The Shulhan Aruch (ibid:2) goes on to say that it is also permissible for a Jew to benefit from the lighting of a non-Jew if the majority of those present are non-Jews. However, if half of those present were Jews (and certainly if they were the majority), and half were non-Jews it is forbidden for the Jews to benefit from the light.

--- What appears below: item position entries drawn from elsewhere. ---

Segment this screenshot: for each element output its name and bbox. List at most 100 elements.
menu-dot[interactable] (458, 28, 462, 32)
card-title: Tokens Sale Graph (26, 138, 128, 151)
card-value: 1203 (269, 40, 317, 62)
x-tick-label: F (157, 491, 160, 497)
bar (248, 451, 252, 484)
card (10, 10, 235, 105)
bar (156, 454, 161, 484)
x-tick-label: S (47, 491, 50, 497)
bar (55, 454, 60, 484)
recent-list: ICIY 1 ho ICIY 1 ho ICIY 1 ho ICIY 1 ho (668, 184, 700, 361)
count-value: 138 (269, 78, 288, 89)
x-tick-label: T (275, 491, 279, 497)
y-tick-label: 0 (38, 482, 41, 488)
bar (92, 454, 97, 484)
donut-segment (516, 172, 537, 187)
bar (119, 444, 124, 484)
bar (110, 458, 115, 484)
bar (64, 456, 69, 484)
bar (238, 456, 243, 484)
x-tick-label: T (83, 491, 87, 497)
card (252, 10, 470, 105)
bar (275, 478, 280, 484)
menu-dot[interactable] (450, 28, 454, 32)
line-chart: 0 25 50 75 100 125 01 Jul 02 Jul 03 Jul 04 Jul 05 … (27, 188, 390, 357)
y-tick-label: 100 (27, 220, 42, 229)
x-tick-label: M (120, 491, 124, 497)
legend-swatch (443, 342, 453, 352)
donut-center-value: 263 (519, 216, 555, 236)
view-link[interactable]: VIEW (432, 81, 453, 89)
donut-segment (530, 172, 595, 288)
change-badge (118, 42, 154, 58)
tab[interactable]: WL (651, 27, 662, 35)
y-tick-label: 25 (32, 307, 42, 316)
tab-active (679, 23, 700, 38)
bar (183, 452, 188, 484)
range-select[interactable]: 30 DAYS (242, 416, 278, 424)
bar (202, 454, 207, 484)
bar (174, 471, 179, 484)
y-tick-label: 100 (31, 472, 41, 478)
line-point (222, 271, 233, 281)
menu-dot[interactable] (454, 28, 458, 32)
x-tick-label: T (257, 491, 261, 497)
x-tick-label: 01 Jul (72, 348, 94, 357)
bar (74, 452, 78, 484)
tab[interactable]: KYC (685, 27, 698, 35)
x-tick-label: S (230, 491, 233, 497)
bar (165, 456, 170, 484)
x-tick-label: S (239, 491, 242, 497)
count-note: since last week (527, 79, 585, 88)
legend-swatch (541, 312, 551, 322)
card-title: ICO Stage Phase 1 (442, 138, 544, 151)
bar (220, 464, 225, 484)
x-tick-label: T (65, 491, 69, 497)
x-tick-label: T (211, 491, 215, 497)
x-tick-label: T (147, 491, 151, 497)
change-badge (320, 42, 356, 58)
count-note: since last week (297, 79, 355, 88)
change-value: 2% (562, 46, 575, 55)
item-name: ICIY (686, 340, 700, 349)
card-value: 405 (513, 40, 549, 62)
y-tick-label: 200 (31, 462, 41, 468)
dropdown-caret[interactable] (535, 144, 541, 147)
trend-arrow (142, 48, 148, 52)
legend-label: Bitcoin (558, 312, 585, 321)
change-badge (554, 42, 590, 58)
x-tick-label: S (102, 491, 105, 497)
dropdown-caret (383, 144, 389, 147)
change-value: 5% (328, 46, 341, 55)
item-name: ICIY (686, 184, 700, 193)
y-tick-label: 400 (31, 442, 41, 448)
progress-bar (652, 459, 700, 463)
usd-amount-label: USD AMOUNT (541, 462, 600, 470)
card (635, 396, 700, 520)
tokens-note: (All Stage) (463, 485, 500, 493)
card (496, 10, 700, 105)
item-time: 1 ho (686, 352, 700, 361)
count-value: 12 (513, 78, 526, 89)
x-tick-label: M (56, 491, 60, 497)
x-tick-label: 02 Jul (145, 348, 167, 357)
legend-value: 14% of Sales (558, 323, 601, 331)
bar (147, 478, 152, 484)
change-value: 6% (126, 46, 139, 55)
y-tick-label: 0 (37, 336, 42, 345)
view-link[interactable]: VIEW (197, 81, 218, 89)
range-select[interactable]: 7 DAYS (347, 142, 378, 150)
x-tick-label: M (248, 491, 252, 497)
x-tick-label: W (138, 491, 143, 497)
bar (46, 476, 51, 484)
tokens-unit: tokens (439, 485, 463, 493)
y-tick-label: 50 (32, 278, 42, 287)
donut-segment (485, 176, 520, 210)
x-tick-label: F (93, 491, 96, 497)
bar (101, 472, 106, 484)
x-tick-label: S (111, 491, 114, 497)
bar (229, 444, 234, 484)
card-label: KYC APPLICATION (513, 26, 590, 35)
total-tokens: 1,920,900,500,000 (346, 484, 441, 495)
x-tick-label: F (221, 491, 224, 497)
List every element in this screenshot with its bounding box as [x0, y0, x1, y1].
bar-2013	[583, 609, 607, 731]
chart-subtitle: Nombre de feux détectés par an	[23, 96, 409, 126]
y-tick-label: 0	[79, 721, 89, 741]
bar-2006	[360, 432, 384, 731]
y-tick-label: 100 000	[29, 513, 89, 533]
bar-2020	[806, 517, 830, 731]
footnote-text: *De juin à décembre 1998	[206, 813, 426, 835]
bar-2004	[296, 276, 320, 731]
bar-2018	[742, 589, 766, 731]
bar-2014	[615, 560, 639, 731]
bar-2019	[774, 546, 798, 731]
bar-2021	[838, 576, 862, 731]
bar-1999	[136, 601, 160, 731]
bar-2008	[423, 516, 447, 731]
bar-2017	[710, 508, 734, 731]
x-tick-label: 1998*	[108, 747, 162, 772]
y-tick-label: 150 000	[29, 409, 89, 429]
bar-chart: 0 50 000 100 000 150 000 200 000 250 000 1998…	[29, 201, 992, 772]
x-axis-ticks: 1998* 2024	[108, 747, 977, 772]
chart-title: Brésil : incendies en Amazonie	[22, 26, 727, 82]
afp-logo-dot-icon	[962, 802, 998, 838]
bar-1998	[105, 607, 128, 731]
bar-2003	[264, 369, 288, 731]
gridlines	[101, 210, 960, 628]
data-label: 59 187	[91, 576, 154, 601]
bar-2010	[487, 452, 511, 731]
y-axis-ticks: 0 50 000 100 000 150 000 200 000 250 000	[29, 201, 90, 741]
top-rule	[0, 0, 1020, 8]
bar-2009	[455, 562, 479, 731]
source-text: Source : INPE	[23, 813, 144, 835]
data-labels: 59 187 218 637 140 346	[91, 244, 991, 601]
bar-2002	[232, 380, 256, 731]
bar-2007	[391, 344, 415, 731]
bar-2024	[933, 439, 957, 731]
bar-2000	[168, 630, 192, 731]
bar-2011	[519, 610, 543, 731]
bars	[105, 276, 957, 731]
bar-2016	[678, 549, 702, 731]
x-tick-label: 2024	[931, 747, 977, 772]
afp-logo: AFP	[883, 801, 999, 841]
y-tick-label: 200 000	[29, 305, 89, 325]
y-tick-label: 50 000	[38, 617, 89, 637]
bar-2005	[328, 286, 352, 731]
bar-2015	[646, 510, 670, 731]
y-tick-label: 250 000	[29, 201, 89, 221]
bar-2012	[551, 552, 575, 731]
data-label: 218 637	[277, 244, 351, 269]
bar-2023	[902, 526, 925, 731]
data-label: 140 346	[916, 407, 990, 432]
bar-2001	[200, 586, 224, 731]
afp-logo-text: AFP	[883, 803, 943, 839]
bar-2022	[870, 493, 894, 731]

One practical application of these laws is sharing an elevator with a non-Jew on Shabbat (the nuances and propriety of using an elevator on Shabbat will be discussed elsewhere). If asked by a non-Jew to which floor one is going, one may not respond since this would constitute benefitting from the act of a non-Jew. Rather, it is preferable to get off on the same floor as the non-Jew and figure out a way to get to one’s floor, such as the stairs. It goes without saying that one should not do this if it will cause suspicion on the part of the non-Jews. If one happens to be going to the same floor as the non-Jew, then the act of pressing the floor is done for both parties. In such a case, the Rashba rules that this too would be forbidden. On the other hand, the Biur Halacha (§ 276, “Ve’im Yesh Hochacha”) rules that as long as the non-Jew is doing it for him/herself as well, then the Jew would be able to benefit.
Summary: A Jew may not benefit from a Melacha that was done by a non-Jew on Shabbat. One may benefit if the act was done specifically for a non-Jew, or if it was done for a Jew who is ill.